What data structure is appropriate for this situation?
I am trying to decide which datastructure to use to store key-value pairs when only the required functionality is needed
- inserts
- Search
In particular, I don't need to remove pairs or iterate over keys / values / pairs.
Keys are whole tuples, values are pointers (links, whatever). I only store a couple million pairs distributed over (many) objects.
I am currently considering using
- hash table
- a kd-tree
- a b-tree
I'm leaning towards a hash table (for insert / lookup times O(1)
), but I wanted to confirm my leanings.
Which structure (higher or higher) would you recommend and why? If you would recommend a hash table, should I create a separate table for each object, or just create a separate table and use the object id as part of the key tuple?

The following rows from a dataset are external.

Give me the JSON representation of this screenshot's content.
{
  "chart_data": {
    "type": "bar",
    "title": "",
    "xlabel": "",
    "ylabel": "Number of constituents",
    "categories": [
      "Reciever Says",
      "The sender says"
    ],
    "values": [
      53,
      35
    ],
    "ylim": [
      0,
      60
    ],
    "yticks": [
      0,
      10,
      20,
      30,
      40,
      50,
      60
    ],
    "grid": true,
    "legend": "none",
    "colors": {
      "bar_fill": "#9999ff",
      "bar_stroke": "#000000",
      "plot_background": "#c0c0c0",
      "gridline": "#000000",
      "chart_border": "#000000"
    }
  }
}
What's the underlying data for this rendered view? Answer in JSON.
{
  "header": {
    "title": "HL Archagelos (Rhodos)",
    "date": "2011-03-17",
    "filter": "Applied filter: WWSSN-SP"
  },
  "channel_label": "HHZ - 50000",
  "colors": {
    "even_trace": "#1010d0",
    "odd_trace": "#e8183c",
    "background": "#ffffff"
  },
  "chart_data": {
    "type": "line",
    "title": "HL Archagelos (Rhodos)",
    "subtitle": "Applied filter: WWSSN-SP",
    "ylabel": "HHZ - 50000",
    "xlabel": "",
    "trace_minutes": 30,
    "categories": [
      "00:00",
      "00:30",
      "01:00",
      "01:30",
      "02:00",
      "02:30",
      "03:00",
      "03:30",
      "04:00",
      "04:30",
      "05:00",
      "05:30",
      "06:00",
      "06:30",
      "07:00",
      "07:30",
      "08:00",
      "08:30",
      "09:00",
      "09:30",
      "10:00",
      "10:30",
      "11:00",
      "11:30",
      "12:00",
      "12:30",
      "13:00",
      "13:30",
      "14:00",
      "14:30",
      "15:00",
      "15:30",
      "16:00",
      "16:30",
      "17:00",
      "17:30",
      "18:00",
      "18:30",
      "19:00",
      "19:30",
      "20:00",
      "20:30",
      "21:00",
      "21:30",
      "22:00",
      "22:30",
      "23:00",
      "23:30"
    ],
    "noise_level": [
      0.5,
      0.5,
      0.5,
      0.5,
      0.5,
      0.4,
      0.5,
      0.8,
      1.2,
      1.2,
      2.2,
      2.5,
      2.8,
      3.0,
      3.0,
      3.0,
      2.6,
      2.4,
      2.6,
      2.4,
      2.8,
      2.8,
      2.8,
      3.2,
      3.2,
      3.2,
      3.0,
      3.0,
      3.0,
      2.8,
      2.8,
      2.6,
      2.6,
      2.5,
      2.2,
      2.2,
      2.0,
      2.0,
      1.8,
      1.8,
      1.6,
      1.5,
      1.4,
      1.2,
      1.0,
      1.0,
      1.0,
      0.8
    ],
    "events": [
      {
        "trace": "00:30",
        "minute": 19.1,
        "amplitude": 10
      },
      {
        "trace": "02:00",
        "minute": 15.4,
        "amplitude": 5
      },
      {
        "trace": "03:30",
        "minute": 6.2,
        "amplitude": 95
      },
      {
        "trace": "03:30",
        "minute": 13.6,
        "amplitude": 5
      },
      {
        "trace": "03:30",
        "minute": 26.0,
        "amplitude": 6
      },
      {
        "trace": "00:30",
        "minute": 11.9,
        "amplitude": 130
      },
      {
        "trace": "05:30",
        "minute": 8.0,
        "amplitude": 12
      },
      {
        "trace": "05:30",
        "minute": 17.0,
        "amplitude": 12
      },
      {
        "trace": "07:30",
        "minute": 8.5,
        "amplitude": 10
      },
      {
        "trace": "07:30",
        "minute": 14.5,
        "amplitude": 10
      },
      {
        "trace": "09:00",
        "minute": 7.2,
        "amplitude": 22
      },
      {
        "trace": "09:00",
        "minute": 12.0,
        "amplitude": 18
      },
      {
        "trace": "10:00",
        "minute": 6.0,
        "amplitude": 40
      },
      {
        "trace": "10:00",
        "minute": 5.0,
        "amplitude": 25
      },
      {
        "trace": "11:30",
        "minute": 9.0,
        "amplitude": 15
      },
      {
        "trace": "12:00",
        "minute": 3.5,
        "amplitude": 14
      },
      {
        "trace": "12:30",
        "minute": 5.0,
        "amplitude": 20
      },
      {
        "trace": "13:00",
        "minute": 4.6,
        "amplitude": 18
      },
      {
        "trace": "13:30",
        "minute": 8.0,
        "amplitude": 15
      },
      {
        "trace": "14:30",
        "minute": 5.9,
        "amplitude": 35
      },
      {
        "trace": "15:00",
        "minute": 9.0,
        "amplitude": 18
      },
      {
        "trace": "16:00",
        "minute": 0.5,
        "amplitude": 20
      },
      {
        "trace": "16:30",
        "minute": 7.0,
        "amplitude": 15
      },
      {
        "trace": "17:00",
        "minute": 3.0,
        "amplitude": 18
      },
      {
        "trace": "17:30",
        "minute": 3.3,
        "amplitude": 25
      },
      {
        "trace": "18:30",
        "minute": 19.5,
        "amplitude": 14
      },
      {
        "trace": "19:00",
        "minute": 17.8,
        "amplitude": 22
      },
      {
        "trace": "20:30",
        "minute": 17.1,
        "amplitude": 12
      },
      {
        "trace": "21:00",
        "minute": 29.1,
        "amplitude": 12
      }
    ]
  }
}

A hash table would be the best choice here, as all the operations that matter to you are O (1) (and therefore you don't have to worry about creating multiple hash tables).
I am a big fan of hash tables as they are lightweight and there are implementations available for almost all major languages. Especially interesting is the O (1) insert / search function.
You should probably use a single table to keep in memory. Hash tables are notoriously memory inefficient, and using a single table will help to minimize this.
Hash tables would be helpful here and I see no reason to have more than one table.
Most trees have O (n ln n) lookup times, but hashtables have O (1) lookup times, so that's the one you want to use. It is also very common and often the implementation is optimized for loading.